Managing RSV at Home
There is no antiviral medication for RSV. Treatment is supportive, meaning the goal is to keep the person comfortable and hydrated while their immune system clears the virus. For most people, that means rest, fluids, and over-the-counter fever reducers.
For infants with congestion, gentle nasal suctioning with a bulb syringe or mouth-operated nasal aspirator (like a NoseFrida) can help clear the nasal passages. Saline drops or spray before suctioning helps loosen thick mucus. Deep suctioning with a catheter pushed far into the nose should be avoided at home, as it can irritate the airways and actually prolong illness. Watch feeding closely: babies who are breathing fast or struggling to breathe may have trouble coordinating sucking and swallowing safely. Smaller, more frequent feedings can help.

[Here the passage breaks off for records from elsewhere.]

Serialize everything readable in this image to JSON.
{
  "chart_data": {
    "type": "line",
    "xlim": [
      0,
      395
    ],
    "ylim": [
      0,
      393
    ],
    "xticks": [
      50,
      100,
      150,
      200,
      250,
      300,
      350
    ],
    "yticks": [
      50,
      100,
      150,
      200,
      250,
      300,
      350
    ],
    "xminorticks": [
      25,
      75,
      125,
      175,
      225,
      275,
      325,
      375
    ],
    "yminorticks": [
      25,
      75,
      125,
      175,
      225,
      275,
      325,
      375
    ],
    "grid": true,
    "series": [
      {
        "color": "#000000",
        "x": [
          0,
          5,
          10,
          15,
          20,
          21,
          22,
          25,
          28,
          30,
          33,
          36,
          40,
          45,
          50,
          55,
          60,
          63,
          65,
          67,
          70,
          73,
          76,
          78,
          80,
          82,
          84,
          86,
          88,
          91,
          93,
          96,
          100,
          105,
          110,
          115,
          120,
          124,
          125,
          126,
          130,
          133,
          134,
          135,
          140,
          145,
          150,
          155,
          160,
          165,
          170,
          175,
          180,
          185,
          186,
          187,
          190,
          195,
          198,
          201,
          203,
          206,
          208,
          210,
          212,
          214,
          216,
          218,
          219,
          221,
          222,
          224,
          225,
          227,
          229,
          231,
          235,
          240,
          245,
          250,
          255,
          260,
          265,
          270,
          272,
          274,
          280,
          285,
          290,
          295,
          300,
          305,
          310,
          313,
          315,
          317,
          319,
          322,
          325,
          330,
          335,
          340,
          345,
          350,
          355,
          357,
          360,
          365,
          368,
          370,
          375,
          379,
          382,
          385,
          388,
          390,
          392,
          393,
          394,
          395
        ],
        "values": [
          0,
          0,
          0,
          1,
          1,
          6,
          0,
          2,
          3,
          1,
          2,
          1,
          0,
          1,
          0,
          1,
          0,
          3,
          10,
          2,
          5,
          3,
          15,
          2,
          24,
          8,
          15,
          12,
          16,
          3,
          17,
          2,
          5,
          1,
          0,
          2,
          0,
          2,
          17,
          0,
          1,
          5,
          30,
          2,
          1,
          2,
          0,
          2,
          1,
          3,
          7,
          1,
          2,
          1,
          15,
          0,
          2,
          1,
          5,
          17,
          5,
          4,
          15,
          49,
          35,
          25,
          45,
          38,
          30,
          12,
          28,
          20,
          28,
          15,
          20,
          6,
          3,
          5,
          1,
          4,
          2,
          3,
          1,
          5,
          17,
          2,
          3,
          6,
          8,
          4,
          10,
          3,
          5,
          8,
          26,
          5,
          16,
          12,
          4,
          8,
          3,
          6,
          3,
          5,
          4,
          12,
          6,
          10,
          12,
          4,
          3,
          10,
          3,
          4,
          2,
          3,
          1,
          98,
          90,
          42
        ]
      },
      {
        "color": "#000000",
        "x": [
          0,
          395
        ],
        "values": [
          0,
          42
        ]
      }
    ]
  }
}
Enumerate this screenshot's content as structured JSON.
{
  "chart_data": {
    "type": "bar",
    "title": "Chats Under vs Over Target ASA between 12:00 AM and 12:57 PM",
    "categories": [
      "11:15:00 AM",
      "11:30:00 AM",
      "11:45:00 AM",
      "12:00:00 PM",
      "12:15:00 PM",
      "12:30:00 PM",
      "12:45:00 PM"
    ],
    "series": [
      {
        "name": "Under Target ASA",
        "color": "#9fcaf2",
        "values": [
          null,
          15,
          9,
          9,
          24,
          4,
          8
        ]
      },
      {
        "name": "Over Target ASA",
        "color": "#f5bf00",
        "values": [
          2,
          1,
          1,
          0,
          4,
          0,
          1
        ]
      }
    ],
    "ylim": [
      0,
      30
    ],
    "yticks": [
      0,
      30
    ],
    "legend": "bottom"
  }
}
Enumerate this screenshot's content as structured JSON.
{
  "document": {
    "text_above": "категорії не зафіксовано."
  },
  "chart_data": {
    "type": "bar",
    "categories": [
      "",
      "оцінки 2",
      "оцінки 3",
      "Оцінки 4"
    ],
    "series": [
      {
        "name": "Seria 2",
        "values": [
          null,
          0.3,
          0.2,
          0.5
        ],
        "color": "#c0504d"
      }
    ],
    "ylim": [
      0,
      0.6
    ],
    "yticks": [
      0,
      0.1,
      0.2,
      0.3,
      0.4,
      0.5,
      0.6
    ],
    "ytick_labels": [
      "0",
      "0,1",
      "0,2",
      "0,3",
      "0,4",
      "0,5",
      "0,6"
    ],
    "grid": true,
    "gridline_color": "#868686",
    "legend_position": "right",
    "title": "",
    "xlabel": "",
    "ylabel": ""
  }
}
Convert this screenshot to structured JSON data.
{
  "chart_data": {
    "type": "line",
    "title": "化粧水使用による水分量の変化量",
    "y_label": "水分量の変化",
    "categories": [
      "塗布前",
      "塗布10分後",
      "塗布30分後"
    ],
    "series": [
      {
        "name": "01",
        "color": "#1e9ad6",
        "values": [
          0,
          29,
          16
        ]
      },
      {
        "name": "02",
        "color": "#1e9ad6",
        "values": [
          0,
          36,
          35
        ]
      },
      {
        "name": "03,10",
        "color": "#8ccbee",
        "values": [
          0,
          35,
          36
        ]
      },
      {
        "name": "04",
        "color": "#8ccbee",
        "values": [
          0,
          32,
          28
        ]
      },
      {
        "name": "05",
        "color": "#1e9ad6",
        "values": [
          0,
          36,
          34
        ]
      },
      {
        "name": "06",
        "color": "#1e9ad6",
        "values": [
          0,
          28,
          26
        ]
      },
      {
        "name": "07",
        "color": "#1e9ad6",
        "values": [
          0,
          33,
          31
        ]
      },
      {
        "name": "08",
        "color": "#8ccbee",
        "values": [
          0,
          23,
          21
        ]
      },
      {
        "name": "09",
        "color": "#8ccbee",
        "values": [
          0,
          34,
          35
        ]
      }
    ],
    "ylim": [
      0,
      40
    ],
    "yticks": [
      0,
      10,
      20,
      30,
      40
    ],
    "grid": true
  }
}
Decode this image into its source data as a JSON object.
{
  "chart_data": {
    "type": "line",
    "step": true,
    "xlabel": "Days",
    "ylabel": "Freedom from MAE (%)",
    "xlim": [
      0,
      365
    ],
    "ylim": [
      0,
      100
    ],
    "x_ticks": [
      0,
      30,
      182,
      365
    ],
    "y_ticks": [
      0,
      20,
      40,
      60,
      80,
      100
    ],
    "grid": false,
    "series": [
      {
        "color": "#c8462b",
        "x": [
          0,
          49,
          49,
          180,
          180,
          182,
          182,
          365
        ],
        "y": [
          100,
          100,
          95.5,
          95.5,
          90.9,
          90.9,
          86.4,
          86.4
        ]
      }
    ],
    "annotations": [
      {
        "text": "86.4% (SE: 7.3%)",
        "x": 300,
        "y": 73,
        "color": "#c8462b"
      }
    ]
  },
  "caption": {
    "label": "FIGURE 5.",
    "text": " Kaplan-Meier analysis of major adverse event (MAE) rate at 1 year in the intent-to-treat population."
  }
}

Signs that warrant immediate medical attention in an infant include rapid breathing, flaring nostrils, the skin between or below the ribs pulling inward with each breath, a bluish tint to the lips or fingernails, and significant difficulty feeding or signs of dehydration like fewer wet diapers.
Vaccines and Preventive Treatments
RSV prevention has changed dramatically in recent years. Three options now exist depending on your age and situation.
For adults 75 and older, the CDC recommends a single dose of RSV vaccine. Adults between 50 and 74 with conditions that increase their risk of severe RSV (the chronic conditions listed above) are also recommended to get vaccinated. Three vaccines are available for this age group, made by GSK, Moderna, and Pfizer, with no preference among them. This is not an annual shot. One dose is considered complete for now, and the best time to get it is late summer or early fall (August through October in most of the continental U.S.), just before RSV season begins.
For infants, a preventive antibody called nirsevimab (brand name Beyfortus) offers protection without requiring the baby’s own immune system to build a response. A single injection provides ready-made antibodies that neutralize the virus. In the 2024-2025 season, nirsevimab was 77% effective at preventing RSV-related hospitalization in infants. This is particularly significant given the link between infant RSV and later asthma risk.
Pregnant individuals can also receive an RSV vaccine during weeks 32 through 36 of pregnancy, which passes protective antibodies to the baby before birth. This maternal vaccine and nirsevimab serve the same purpose, so infants typically receive one or the other rather than both.